I think this is the key question, the government has had months now to work out a decent financial support package for the most affected industries and individuals. I've not seen any sign that they're doing anything in the past couple of months other than lobbing a few quid at theatres / concert venues etc.
I don't think they can be criticised for the initial introduction of furlough, that was the right measure at (more or less) the right time. They now need to be thinking about the financial support that's needed in some areas to allow them to be put on pause to prevent the spread of the virus without sending them to the wall.
Instead of dropping £100,000,000,000 on testing 10 million people a day, or continuing to throw contracts at their pals and the likes of Deloitte and Serco I'd say the solutions are actually quite simple (and probably quite cheap compared to the proposed £100bn on testing):
- Sort out testing capacity so that anyone who needs one gets one (plus also fix the tracing part in England)
- Sort out full pay for people who are told to self isolate
- Get testing sorted for people who are arriving into the country - if Italy can test everyone with results in 30 minutes I don't see why we can't
- Conduct an industry by industry review to see what financial support is needed to keep them alive
If 1-3 are done well I don't think 4 needs to be particularly expensive - if the background prevalence of the virus is low then we can open up quite well - the restrictions over the past couple of months haven't been particularly severe, I think most people can live with them.
My theory is that the reason infections are going up just now is because we've done such a poor job of 2&3, and 1 is now falling over too.

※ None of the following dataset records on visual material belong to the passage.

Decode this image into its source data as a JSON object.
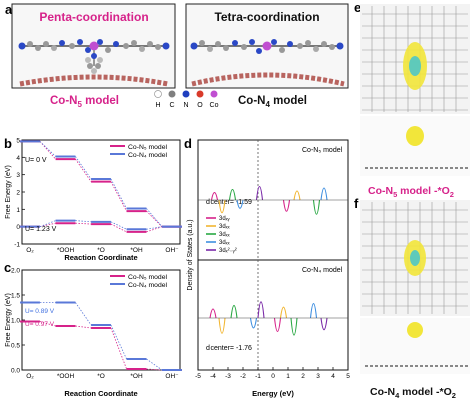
{
  "panels": {
    "a": {
      "letter": "a",
      "left_title": "Penta-coordination",
      "right_title": "Tetra-coordination",
      "left_model": "Co-N",
      "left_model_sub": "5",
      "left_model_tail": " model",
      "right_model": "Co-N",
      "right_model_sub": "4",
      "right_model_tail": " model",
      "legend": [
        {
          "label": "H",
          "color": "#ffffff"
        },
        {
          "label": "C",
          "color": "#7f7f7f"
        },
        {
          "label": "N",
          "color": "#1f3fbf"
        },
        {
          "label": "O",
          "color": "#d93a2a"
        },
        {
          "label": "Co",
          "color": "#c04fd1"
        }
      ]
    },
    "b": {
      "letter": "b",
      "ylabel": "Free Energy (eV)",
      "xlabel": "Reaction Coordinate",
      "annot_top": "U= 0 V",
      "annot_bottom": "U= 1.23 V",
      "categories": [
        "O₂",
        "*OOH",
        "*O",
        "*OH",
        "OH⁻"
      ],
      "legend": [
        {
          "label": "Co-N₅ model",
          "color": "#d6228a"
        },
        {
          "label": "Co-N₄ model",
          "color": "#5a78d8"
        }
      ],
      "yticks": [
        "-1",
        "0",
        "1",
        "2",
        "3",
        "4",
        "5"
      ]
    },
    "c": {
      "letter": "c",
      "ylabel": "Free Energy (eV)",
      "xlabel": "Reaction Coordinate",
      "annot_top": "U= 0.89 V",
      "annot_bottom": "U= 0.97 V",
      "categories": [
        "O₂",
        "*OOH",
        "*O",
        "*OH",
        "OH⁻"
      ],
      "legend": [
        {
          "label": "Co-N₅ model",
          "color": "#d6228a"
        },
        {
          "label": "Co-N₄ model",
          "color": "#5a78d8"
        }
      ],
      "yticks": [
        "0.0",
        "0.5",
        "1.0",
        "1.5",
        "2.0"
      ]
    },
    "d": {
      "letter": "d",
      "ylabel": "Density of States (a.u.)",
      "xlabel": "Energy (eV)",
      "top_label": "Co-N₅ model",
      "bottom_label": "Co-N₄ model",
      "top_dcenter": "d center= -1.59",
      "bottom_dcenter": "d center= -1.76",
      "xticks": [
        "-5",
        "-4",
        "-3",
        "-2",
        "-1",
        "0",
        "1",
        "2",
        "3",
        "4",
        "5"
      ],
      "orbitals": [
        {
          "label": "3dₓᵧ",
          "color": "#d6228a"
        },
        {
          "label": "3dₓₓ",
          "color": "#f2b632"
        },
        {
          "label": "3dₓₓ",
          "color": "#2aa844"
        },
        {
          "label": "3dₓₓ",
          "color": "#3f8fe0"
        },
        {
          "label": "3dₓ²₋ᵧ²",
          "color": "#7a2aa8"
        }
      ]
    },
    "e": {
      "letter": "e",
      "caption": "Co-N",
      "caption_sub": "5",
      "caption_tail": " model -*O",
      "caption_sub2": "2"
    },
    "f": {
      "letter": "f",
      "caption": "Co-N",
      "caption_sub": "4",
      "caption_tail": " model -*O",
      "caption_sub2": "2"
    }
  },
  "chart_data": [
    {
      "type": "line",
      "title": "",
      "xlabel": "Reaction Coordinate",
      "ylabel": "Free Energy (eV)",
      "categories": [
        "O₂",
        "*OOH",
        "*O",
        "*OH",
        "OH⁻"
      ],
      "ylim": [
        -1,
        5
      ],
      "series": [
        {
          "name": "Co-N₅ model (U=0 V)",
          "values": [
            4.92,
            3.9,
            2.6,
            0.9,
            0.0
          ]
        },
        {
          "name": "Co-N₄ model (U=0 V)",
          "values": [
            4.92,
            4.05,
            2.75,
            1.05,
            0.0
          ]
        },
        {
          "name": "Co-N₅ model (U=1.23 V)",
          "values": [
            0.0,
            0.2,
            0.15,
            -0.3,
            0.0
          ]
        },
        {
          "name": "Co-N₄ model (U=1.23 V)",
          "values": [
            0.0,
            0.35,
            0.28,
            -0.15,
            0.0
          ]
        }
      ]
    },
    {
      "type": "line",
      "title": "",
      "xlabel": "Reaction Coordinate",
      "ylabel": "Free Energy (eV)",
      "categories": [
        "O₂",
        "*OOH",
        "*O",
        "*OH",
        "OH⁻"
      ],
      "ylim": [
        0,
        2
      ],
      "series": [
        {
          "name": "Co-N₅ model",
          "values": [
            0.97,
            0.88,
            0.84,
            0.02,
            0.0
          ]
        },
        {
          "name": "Co-N₄ model",
          "values": [
            1.35,
            1.35,
            0.9,
            0.22,
            0.0
          ]
        }
      ]
    },
    {
      "type": "line",
      "title": "",
      "xlabel": "Energy (eV)",
      "ylabel": "Density of States (a.u.)",
      "xlim": [
        -5,
        5
      ],
      "series": [
        {
          "name": "Co-N₅ 3d peaks (top)",
          "values": [
            -3.9,
            -3.4,
            -2.7,
            -2.2,
            -0.9,
            0.9,
            1.6,
            2.9,
            3.4
          ]
        },
        {
          "name": "Co-N₄ 3d peaks (bottom)",
          "values": [
            -4.0,
            -3.4,
            -2.6,
            -1.3,
            -0.8,
            0.3,
            0.7,
            1.4,
            2.7,
            3.4
          ]
        }
      ]
    }
  ]
}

Based on the numbers as they were last month, the number of people who should have been told to self isolate was probably way less than 100,000, but even if we assume it was that amount, and each of them were given £2,000, that's still only £200m. That's a drop in the ocean (0.2% of the proposed spend on testing) compared to the other costs of handling the pandemic. Instead of which we've forced people into a position of having to choose between putting food on the table or self isolating. You could give every pub in the land £100,000 and it would still only cost half of what they're proposing to spend on 'moonshot' testing!